Alabama inmate dying of cancer seeks to block execution execution
BIRMINGHAM (AP) — A quadruple murderer who is dying of cancer has asked courts to block his execution later this month, arguing that lethal chemicals that would be used to kill him could interact with his medication and cause undue pain.
Daniel Lee Siebert, 53, has filed papers asking federal and state courts to block his execution in part because of the possible drug reaction. He also is challenging lethal injection as cruel and unusual punishment even without the alleged pain from the chemical mix.
A federal judge gave the state until the close of business Friday to reveal whether it plans to go through with the execution of Siebert. Gov. Bob Riley's staff told the attorney general's office to inform the court he was undecided on whether to grant a stay.
"The governor, I guess, can withhold a decision until the day of the execution," said Clay Crenshaw, an assistant attorney general.
Riley issued a temporary stay of execution last month for
convicted killer Tommy Arthur to allow time for new lethal
injection procedures to be put in place in Alabama. The execution method is being challenged nationwide, and the Supreme Court has agreed to review
Kentucky's execution procedures, which are similar to Alabama's.
Court documents indicate Siebert has been suffering since at least June and possibly earlier from pancreatic cancer, which can spread quickly and cause death within weeks. He also has hepatitis C, documents show.
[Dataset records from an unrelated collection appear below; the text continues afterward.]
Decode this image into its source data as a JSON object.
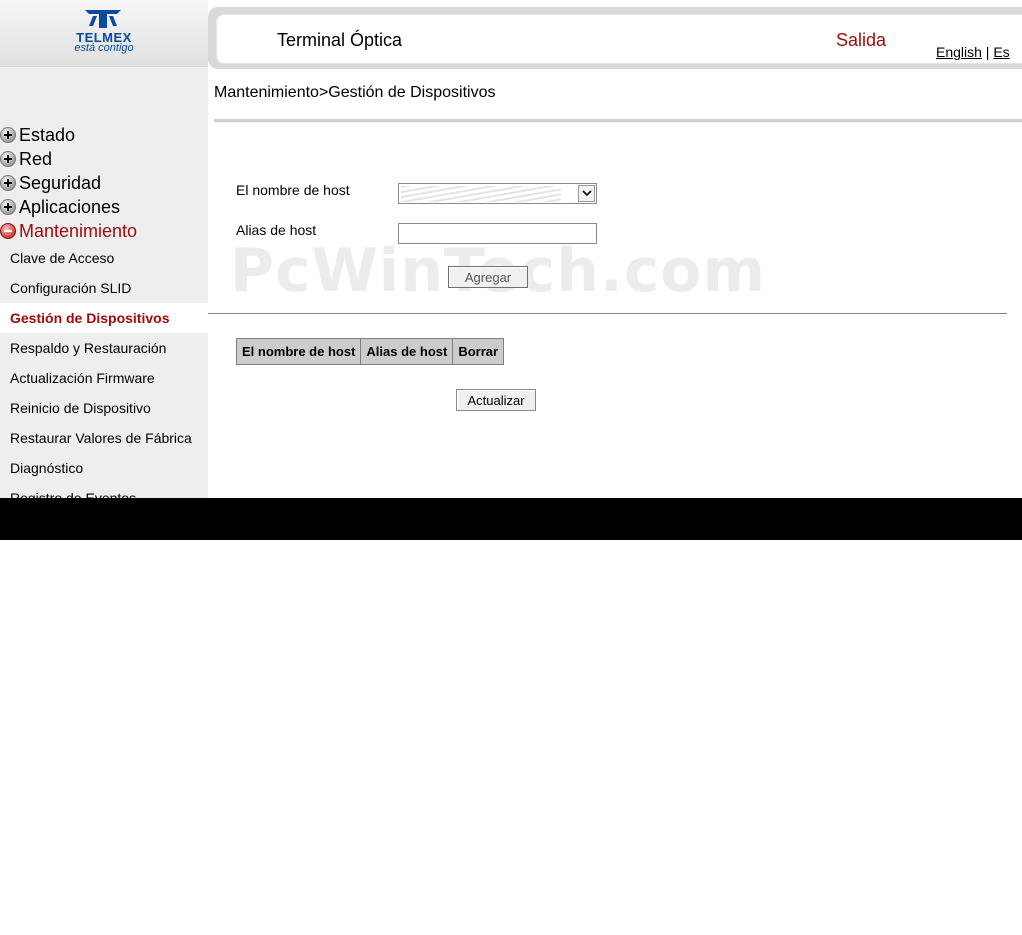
{
  "brand": {
    "name": "TELMEX",
    "tagline": "está contigo",
    "color": "#0a4aa0"
  },
  "header": {
    "title": "Terminal Óptica",
    "logout": "Salida",
    "lang_english": "English",
    "lang_separator": " | ",
    "lang_spanish": "Es"
  },
  "nav": {
    "top_items": [
      {
        "label": "Estado",
        "state": "collapsed"
      },
      {
        "label": "Red",
        "state": "collapsed"
      },
      {
        "label": "Seguridad",
        "state": "collapsed"
      },
      {
        "label": "Aplicaciones",
        "state": "collapsed"
      },
      {
        "label": "Mantenimiento",
        "state": "expanded"
      }
    ],
    "sub_items": [
      {
        "label": "Clave de Acceso"
      },
      {
        "label": "Configuración SLID"
      },
      {
        "label": "Gestión de Dispositivos",
        "selected": true
      },
      {
        "label": "Respaldo y Restauración"
      },
      {
        "label": "Actualización Firmware"
      },
      {
        "label": "Reinicio de Dispositivo"
      },
      {
        "label": "Restaurar Valores de Fábrica"
      },
      {
        "label": "Diagnóstico"
      },
      {
        "label": "Registro de Eventos"
      }
    ]
  },
  "breadcrumb": "Mantenimiento>Gestión de Dispositivos",
  "form": {
    "host_label": "El nombre de host",
    "host_value": "",
    "alias_label": "Alias de host",
    "alias_value": "",
    "add_button": "Agregar"
  },
  "table": {
    "headers": [
      "El nombre de host",
      "Alias de host",
      "Borrar"
    ],
    "rows": []
  },
  "refresh_button": "Actualizar",
  "watermark": "PcWinTech.com",
  "colors": {
    "accent_red": "#9c0a0a",
    "sidebar_bg": "#eeeeee",
    "table_header_bg": "#cccccc"
  }
}
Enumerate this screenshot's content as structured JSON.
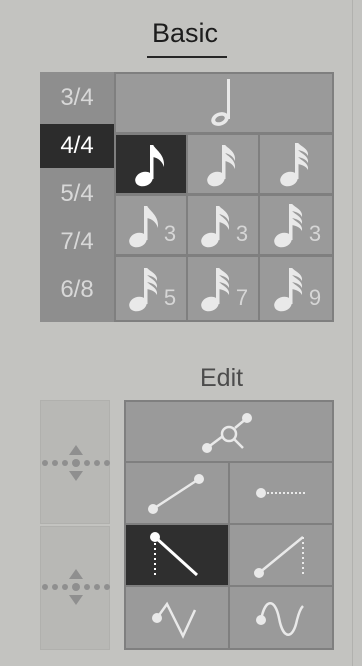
{
  "basic": {
    "title": "Basic",
    "time_signatures": [
      {
        "label": "3/4",
        "selected": false
      },
      {
        "label": "4/4",
        "selected": true
      },
      {
        "label": "5/4",
        "selected": false
      },
      {
        "label": "7/4",
        "selected": false
      },
      {
        "label": "6/8",
        "selected": false
      }
    ],
    "notes": [
      {
        "icon": "half-note-icon",
        "selected": false
      },
      {
        "icon": "eighth-note-icon",
        "selected": true
      },
      {
        "icon": "sixteenth-note-icon",
        "selected": false
      },
      {
        "icon": "thirty-second-note-icon",
        "selected": false
      },
      {
        "icon": "eighth-triplet-icon",
        "tuplet": "3",
        "selected": false
      },
      {
        "icon": "sixteenth-triplet-icon",
        "tuplet": "3",
        "selected": false
      },
      {
        "icon": "thirty-second-triplet-icon",
        "tuplet": "3",
        "selected": false
      },
      {
        "icon": "sixteenth-quintuplet-icon",
        "tuplet": "5",
        "selected": false
      },
      {
        "icon": "sixteenth-septuplet-icon",
        "tuplet": "7",
        "selected": false
      },
      {
        "icon": "thirty-second-nonuplet-icon",
        "tuplet": "9",
        "selected": false
      }
    ]
  },
  "edit": {
    "title": "Edit",
    "sliders": [
      {
        "icon": "move-handle-icon"
      },
      {
        "icon": "move-handle-icon"
      }
    ],
    "tools": [
      {
        "icon": "node-zoom-icon",
        "selected": false
      },
      {
        "icon": "line-ramp-icon",
        "selected": false
      },
      {
        "icon": "dotted-line-icon",
        "selected": false
      },
      {
        "icon": "ramp-down-icon",
        "selected": true
      },
      {
        "icon": "ramp-up-icon",
        "selected": false
      },
      {
        "icon": "triangle-wave-icon",
        "selected": false
      },
      {
        "icon": "sine-wave-icon",
        "selected": false
      }
    ]
  },
  "colors": {
    "panel_bg": "#c3c3c0",
    "cell_bg": "#9a9a9a",
    "selected_bg": "#2f2f2f",
    "icon_color": "#e9e9e9"
  }
}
Siebert refused treatment for the cancer and is receiving only pain medication, said Crenshaw. The inmate has signed papers to waive resuscitation or other efforts to prolong his life as his condition worsens, Crenshaw said.
Siebert's execution is set for Oct. 25.
"He will die in a matter of months no matter what happens at the end of this month," Crenshaw said.
Attorneys for Siebert did not return messages seeking comment.
Siebert was sentenced to death in two separate cases involving four murders.
Sherri Weathers, a 24-year-old student at the state's school for the deaf in Talladega, was strangled along with her two sons, 4-year-old Joey and 5-year-old Chad, on Feb. 19, 1986. Siebert and Weathers had been dating.
Siebert, an art teacher before his arrest, was also convicted of capital murder in the death of Linda Jarman, a neighbor of Weathers, who was killed the same night.
While in prison, Siebert has drawn pictures that are for sale on several Internet sites.